SEZIONE SECONDA CIVILE

Composta dagli Ill.mi Sigg.ri Magistrati:

Dott. D’ASCOLA Pasquale – Presidente –

Dott. ORILIA Lorenzo – Consigliere –

Dott. BELLINI Ubaldo – rel. Consigliere –

Dott. ABETE Luigi – Consigliere –

Dott. SABATO Raffaele – Consigliere –

ha pronunciato la seguente:

ORDINANZA

sul ricorso 21521/2015 proposto da:

D.D.D., rappresentata e difesa dagli Avvocati MAURIZIO DE FILIPPIS e GIANLUCA CALDERARA, ed elettivamente domiciliata presso lo studio del secondo in ROMA, VIA F. CONFALONIERI 5;

– ricorrente –

contro

D.L.M.R. e F.N., rappresentati e difesi dall’Avvocato ALESSANDRO BIGONI, elettivamente domiciliati presso lo studio dell’Avv.

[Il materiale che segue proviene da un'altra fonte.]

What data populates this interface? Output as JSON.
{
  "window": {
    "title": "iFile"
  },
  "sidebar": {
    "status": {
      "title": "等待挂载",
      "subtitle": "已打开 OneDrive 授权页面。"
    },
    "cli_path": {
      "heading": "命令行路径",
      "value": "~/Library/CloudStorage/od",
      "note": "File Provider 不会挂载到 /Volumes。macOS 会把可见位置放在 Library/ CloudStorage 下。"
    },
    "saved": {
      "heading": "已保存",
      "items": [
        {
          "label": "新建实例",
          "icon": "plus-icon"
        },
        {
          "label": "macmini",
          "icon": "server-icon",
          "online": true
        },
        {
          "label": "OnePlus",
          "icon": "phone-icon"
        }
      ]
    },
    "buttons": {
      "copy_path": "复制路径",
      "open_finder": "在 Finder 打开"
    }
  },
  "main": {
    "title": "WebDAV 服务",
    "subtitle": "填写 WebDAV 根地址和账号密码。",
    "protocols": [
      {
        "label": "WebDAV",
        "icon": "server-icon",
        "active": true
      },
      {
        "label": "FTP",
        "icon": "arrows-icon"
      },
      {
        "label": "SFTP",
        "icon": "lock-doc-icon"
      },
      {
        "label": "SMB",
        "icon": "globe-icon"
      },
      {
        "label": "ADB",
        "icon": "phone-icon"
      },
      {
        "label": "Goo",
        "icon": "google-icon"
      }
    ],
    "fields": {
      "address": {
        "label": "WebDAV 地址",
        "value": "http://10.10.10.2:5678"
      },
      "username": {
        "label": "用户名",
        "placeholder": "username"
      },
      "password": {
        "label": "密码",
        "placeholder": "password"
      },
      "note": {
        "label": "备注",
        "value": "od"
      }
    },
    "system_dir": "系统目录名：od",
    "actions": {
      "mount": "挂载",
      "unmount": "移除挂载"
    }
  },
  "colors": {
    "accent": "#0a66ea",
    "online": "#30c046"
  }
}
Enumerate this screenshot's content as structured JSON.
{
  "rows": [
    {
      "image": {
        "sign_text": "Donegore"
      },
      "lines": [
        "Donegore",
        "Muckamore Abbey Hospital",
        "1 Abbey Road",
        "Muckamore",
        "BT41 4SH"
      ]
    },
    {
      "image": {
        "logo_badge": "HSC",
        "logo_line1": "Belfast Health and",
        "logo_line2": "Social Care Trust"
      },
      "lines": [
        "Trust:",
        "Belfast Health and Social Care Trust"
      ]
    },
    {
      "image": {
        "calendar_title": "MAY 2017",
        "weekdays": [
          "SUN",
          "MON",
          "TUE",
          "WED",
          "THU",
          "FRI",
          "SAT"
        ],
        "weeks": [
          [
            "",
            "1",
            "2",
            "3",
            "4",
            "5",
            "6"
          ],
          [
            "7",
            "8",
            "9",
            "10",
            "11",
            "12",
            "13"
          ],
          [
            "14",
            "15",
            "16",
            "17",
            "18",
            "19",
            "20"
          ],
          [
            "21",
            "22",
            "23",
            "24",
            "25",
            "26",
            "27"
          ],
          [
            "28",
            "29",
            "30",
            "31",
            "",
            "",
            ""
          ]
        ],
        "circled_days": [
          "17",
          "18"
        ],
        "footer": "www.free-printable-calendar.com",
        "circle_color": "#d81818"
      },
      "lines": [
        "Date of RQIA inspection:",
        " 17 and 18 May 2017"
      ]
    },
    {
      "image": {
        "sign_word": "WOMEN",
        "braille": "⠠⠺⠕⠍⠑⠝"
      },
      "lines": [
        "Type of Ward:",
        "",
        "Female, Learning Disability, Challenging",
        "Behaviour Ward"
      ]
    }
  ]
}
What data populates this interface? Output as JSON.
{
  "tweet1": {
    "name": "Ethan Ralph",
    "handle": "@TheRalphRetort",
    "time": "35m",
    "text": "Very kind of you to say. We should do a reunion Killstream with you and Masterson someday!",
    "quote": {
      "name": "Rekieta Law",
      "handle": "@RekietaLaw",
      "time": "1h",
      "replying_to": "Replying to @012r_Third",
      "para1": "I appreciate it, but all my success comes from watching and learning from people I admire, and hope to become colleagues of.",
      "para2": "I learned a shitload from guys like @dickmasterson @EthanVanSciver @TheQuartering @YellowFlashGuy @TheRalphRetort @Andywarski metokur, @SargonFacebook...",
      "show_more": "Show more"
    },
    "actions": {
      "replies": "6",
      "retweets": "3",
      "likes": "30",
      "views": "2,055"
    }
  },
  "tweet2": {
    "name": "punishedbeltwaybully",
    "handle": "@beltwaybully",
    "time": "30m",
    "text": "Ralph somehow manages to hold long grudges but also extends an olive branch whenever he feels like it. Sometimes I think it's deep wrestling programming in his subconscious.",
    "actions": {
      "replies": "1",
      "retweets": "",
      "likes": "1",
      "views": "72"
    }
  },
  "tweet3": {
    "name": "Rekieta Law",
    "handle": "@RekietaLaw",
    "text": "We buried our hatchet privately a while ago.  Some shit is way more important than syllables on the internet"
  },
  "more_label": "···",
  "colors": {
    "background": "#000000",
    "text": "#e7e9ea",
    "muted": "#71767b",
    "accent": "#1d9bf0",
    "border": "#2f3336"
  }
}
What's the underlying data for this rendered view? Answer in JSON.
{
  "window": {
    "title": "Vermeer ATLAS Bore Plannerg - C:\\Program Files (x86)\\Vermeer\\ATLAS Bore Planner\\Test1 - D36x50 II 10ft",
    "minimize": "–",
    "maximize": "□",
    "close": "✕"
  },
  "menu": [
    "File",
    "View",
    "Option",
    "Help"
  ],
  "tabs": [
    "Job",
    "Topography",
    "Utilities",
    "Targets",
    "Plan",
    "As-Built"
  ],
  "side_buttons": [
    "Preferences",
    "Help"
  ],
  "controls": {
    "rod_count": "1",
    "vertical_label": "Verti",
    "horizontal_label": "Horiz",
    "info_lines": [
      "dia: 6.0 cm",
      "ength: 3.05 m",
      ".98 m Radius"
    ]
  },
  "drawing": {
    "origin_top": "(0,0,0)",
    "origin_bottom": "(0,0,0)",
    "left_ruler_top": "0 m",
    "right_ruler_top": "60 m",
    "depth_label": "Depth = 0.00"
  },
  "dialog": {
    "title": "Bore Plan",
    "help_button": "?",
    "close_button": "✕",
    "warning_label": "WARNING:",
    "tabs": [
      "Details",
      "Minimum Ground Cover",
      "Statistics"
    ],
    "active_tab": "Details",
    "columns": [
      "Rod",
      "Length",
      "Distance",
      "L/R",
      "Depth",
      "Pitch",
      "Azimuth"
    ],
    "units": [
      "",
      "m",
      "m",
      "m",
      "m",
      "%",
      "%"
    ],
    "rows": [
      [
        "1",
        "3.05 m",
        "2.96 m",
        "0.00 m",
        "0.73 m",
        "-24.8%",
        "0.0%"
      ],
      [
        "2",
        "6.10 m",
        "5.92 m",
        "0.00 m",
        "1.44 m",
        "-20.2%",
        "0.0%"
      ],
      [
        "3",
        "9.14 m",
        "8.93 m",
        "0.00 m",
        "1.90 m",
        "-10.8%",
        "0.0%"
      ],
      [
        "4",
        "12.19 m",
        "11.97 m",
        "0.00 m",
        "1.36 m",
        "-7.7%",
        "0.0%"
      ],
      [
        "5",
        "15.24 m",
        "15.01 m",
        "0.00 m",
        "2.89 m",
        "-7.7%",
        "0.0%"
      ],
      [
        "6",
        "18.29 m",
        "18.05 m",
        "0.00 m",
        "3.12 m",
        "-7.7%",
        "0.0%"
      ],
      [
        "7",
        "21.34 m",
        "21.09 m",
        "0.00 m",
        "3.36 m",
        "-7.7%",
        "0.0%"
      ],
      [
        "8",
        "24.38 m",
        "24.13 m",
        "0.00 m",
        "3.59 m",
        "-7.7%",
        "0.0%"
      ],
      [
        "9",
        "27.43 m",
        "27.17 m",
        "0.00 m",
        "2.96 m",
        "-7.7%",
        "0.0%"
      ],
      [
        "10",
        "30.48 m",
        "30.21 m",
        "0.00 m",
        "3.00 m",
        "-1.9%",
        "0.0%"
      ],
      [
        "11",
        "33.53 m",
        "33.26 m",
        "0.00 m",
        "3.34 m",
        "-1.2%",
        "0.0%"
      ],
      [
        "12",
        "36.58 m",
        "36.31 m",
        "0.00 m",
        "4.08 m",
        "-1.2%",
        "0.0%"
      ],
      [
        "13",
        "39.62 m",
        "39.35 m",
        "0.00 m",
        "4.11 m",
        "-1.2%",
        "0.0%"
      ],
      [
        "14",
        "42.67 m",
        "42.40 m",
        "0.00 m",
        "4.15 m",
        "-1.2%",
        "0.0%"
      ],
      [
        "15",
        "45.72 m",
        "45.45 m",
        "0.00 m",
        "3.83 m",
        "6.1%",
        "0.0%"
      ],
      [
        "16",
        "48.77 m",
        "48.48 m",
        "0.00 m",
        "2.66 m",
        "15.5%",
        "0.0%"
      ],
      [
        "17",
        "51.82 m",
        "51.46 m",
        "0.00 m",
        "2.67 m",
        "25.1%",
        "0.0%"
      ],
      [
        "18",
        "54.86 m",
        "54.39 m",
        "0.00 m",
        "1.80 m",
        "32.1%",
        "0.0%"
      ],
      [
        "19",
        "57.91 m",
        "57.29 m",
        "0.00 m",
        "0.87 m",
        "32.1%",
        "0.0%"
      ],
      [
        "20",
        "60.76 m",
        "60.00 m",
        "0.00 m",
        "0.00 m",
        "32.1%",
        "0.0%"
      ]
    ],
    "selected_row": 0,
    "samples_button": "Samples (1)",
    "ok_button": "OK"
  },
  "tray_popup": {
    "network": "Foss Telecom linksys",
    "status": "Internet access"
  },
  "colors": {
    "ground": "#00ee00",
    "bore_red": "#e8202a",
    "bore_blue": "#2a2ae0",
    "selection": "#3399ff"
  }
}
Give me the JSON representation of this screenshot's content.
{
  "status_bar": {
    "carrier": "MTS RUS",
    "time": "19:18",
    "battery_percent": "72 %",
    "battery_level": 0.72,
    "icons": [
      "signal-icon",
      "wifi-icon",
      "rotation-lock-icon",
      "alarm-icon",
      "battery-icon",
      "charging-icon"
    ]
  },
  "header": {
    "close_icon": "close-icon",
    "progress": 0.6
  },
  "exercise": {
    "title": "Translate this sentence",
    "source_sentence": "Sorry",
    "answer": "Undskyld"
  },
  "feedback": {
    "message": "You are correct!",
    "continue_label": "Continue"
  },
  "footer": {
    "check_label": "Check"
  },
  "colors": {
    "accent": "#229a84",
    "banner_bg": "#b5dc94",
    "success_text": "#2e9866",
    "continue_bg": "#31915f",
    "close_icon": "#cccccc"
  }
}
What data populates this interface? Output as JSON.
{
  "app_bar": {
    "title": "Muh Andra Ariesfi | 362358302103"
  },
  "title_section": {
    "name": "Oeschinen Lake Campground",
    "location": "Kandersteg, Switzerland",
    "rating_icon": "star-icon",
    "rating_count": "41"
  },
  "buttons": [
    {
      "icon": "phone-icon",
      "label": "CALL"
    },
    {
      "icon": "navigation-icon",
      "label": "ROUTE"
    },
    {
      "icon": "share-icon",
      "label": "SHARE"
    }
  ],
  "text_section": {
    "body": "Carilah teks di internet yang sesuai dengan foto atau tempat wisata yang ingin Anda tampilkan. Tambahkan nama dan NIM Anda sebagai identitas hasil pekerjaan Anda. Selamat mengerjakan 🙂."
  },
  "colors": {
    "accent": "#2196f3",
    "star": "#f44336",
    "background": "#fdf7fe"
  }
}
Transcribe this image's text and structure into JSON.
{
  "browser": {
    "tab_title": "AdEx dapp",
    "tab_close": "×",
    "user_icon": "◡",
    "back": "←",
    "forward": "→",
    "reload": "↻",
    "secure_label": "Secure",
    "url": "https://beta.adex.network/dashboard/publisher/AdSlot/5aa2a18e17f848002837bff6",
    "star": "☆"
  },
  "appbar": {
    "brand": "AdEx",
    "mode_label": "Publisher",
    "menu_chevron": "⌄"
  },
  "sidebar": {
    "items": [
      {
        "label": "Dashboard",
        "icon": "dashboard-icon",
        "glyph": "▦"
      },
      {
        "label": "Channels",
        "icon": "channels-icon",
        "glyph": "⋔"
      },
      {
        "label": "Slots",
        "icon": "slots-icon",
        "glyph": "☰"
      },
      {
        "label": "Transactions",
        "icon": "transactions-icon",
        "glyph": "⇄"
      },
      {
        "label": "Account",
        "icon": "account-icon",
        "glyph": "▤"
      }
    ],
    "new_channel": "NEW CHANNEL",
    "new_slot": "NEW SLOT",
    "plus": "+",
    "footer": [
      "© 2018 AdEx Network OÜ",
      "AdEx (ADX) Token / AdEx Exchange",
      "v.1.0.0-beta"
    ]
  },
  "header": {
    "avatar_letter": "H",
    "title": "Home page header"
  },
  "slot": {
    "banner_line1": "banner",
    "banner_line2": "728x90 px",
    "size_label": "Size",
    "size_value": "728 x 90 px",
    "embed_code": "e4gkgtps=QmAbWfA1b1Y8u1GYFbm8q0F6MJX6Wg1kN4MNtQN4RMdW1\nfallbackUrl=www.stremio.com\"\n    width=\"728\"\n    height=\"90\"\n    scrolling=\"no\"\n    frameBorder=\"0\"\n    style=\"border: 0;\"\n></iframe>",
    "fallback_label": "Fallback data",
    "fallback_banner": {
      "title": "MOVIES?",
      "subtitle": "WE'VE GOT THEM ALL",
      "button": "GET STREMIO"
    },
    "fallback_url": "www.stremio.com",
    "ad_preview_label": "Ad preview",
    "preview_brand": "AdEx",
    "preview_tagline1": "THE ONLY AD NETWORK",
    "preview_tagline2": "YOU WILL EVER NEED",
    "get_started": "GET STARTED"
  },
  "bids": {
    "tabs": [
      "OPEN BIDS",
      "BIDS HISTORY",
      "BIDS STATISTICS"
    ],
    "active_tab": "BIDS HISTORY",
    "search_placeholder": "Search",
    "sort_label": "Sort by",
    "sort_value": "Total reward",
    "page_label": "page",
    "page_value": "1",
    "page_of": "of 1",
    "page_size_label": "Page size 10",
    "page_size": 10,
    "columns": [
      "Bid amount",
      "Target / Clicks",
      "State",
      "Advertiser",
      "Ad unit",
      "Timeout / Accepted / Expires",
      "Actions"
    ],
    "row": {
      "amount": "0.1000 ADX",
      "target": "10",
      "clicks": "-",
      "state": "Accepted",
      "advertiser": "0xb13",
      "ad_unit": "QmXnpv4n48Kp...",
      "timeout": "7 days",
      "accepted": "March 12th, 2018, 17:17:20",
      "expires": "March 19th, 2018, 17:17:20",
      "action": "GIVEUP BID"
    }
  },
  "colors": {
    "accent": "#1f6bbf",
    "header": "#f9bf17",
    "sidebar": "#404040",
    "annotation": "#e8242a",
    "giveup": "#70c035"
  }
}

Romano Pomarici, in ROMA, VIA CRESCENZIO 103;

– controricorrenti e ricorrenti incidentali –

avverso la sentenza n. 1825/2015 della CORTE di APPELLO di MILANO, pubblicata il 28/04/2015;

udita la relazione della causa svolta nella Camera di consiglio del 3/04/2019 dal Consigliere Dott. UBALDO BELLINI.

FATTI DI CAUSA

Con atto di citazione regolarmente notificato D.D.D. conveniva in giudizio davanti al Tribunale di Sondrio F.N. e D.L.M.R. chiedendo di accertare e dichiarare che sul mappale n. ***** foglio ***** del Comune di ***** gravava – in forza di uso pacifico, pubblico e ultraventennale – diritto di passo pedonale in favore dei mappali ***** e ***** foglio *****, di proprietà dell’attrice e, per l’effetto, ordinare ai convenuti il rispetto del suddetto diritto e la cessazione delle molestie e turbative; in via subordinata, accertato e dichiarato che i mappali di proprietà dell’attrice erano interclusi o relativamente interclusi, costituire servitù di passo pedonale sul mappale *****, dando atto che a titolo di indennità l’attrice aveva provveduto al versamento della somma necessaria per contribuire alle spese di rifacimento della pavimentazione.

Si costituivano in giudizio F.N. e D.L.M.R. eccependo, in via preliminare, l’inammissibilità delle domande attoree per violazione del principio del ne bis in idem; nel merito, chiedevano il rigetto delle domande; in via riconvenzionale, la condanna dell’attrice a eliminare la porta che dal manufatto di sua proprietà – situato sul terreno identificato al foglio ***** mappale ***** – accedeva al cortile di proprietà esclusiva dei convenuti.

Con sentenza n. 296/2012 non definitiva, il Tribunale di Sondrio respingeva l’eccezione di inammissibilità delle domande attoree per violazione del principio del ne bis in idem.

Espletata l’istruttoria, con sentenza definitiva n. 251/2013, il Tribunale di Sondrio dichiarava che sul fondo identificato al foglio ***** mappale ***** gravava, per intervenuta usucapione ultraventennale, servitù di passaggio pedonale in favore dei fondi identificati al foglio ***** mappali ***** e *****; ordinava ai convenuti di astenersi da turbative e molestie; rigettava la domanda riconvenzionale dei convenuti condannandoli in solido alle spese di giudizio.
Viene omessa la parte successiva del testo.